Following conversations with 10 transgender men about their experiences with medical providers, authors Alexis Hoffkling, Juno Obedin-Maliver, and Jae Sevelius recommended that clinicians use “the language patients use to describe their reproductive organs and bodies” in conversations with trans clients.

“There is a long history of transgender people facing abuse, objectification, and neglect both within and beyond health care settings,” the authors claim. “This may frame your encounters.”

Thus, terms like “front hole” are intended to lessen the trauma trans people may experience around their own bodies and the harm they may encounter when discussing their bodies with health providers or partners.

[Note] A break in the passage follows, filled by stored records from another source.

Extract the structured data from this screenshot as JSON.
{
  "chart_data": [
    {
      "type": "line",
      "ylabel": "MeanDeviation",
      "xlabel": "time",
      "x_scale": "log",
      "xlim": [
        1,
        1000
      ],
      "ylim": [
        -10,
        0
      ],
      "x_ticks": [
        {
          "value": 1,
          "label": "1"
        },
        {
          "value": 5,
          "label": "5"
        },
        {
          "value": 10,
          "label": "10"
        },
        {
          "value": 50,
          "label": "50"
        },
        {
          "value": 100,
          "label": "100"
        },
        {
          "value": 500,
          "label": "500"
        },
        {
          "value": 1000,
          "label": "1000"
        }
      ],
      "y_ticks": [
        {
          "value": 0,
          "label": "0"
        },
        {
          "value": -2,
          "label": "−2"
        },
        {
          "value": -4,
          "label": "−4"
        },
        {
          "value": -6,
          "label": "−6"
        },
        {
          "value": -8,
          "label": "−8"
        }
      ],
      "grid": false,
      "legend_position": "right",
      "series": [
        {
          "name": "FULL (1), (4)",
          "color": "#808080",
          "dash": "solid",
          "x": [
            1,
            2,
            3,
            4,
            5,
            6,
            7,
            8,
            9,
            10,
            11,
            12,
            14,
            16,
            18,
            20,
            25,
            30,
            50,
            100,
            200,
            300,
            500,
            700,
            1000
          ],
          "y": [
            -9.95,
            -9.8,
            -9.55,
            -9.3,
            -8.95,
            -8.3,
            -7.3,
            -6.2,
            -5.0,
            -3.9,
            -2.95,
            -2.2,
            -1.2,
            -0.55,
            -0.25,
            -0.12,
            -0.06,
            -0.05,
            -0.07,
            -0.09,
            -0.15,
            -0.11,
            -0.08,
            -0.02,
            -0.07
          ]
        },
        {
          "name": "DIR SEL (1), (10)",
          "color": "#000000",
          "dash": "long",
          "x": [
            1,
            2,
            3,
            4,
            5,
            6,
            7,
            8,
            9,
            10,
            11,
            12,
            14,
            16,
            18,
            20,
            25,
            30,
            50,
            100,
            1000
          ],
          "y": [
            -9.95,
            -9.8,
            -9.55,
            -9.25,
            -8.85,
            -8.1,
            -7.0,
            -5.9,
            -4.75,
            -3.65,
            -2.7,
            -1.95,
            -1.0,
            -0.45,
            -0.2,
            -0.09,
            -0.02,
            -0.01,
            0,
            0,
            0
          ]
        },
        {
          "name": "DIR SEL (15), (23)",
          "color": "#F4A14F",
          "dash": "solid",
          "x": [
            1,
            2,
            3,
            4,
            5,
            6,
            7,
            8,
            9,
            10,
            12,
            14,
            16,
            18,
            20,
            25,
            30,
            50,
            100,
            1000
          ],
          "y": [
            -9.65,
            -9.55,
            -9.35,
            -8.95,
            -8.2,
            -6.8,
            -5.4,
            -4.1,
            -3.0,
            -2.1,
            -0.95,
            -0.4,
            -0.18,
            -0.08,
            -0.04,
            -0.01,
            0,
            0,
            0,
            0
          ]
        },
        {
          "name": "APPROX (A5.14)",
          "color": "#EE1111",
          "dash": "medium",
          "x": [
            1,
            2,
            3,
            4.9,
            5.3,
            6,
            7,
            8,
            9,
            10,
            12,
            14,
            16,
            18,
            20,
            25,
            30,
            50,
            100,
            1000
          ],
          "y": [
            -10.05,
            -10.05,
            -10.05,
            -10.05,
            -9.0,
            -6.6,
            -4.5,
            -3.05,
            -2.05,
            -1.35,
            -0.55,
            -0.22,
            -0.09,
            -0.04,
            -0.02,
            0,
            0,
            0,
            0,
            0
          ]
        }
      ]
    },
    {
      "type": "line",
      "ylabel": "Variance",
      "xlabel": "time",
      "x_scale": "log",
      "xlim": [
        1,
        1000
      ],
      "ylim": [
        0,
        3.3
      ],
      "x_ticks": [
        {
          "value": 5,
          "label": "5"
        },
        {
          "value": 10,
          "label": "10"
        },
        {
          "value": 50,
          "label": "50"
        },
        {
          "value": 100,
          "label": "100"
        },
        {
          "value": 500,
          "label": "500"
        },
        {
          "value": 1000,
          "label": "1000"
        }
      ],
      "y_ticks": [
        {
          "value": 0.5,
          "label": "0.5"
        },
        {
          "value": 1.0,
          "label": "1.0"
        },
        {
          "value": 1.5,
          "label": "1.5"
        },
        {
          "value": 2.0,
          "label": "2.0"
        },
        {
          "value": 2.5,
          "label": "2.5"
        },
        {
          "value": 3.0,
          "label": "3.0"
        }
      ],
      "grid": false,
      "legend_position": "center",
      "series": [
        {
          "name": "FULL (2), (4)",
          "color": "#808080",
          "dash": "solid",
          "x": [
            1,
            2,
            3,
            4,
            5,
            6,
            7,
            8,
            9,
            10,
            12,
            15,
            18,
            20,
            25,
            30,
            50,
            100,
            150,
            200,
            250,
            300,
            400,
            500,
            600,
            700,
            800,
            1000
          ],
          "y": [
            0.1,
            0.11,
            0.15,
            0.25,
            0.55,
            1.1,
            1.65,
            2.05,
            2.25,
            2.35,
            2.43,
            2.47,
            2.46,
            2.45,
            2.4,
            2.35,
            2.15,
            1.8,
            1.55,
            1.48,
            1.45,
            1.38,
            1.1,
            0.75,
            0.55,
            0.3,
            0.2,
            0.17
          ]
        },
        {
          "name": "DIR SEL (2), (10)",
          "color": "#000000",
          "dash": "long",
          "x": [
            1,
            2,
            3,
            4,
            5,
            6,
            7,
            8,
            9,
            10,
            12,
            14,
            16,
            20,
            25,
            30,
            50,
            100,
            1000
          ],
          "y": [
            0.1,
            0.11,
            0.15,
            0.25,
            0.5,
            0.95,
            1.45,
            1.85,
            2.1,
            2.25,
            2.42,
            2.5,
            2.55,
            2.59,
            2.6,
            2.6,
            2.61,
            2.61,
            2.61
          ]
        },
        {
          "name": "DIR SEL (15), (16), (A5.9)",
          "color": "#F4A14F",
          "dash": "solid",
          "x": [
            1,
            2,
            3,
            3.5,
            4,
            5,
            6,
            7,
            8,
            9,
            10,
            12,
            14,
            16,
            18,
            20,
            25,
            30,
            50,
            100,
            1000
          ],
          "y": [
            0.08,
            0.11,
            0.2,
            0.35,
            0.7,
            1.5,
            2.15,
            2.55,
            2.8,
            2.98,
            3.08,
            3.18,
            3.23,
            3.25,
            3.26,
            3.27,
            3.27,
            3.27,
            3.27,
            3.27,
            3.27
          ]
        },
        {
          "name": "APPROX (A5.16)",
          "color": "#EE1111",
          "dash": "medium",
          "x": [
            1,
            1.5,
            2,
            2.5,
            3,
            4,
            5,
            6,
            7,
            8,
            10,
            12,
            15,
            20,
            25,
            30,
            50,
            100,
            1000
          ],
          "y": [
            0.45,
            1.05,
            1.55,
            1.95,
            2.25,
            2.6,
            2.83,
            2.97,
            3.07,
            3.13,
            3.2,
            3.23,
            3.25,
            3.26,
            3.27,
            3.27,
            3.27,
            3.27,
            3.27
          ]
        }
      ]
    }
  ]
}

Because transgender men do not identify as women, gendered words like “vagina” may feel specific to womanhood and, thus, threaten to erase their own experiences as men.

The recent embrace of gender-inclusive language in health settings is intended to lessen the stigmatization and outright discrimination many trans people face when accessing health care.

In a survey from the National Center for Trans Equality and the Task Force, nearly one in five trans people (or 19 percent) say they have been refused care because of their gender identity. Twenty-eight percent of respondents claim to have postponed going to the doctor in fear of harassment, mistreatment, or abuse.

To combat these realities, the British Medical Association (BMA) released guidance in 2017 advising medical professionals to refer to “pregnant people” instead of “mothers” when treating patients.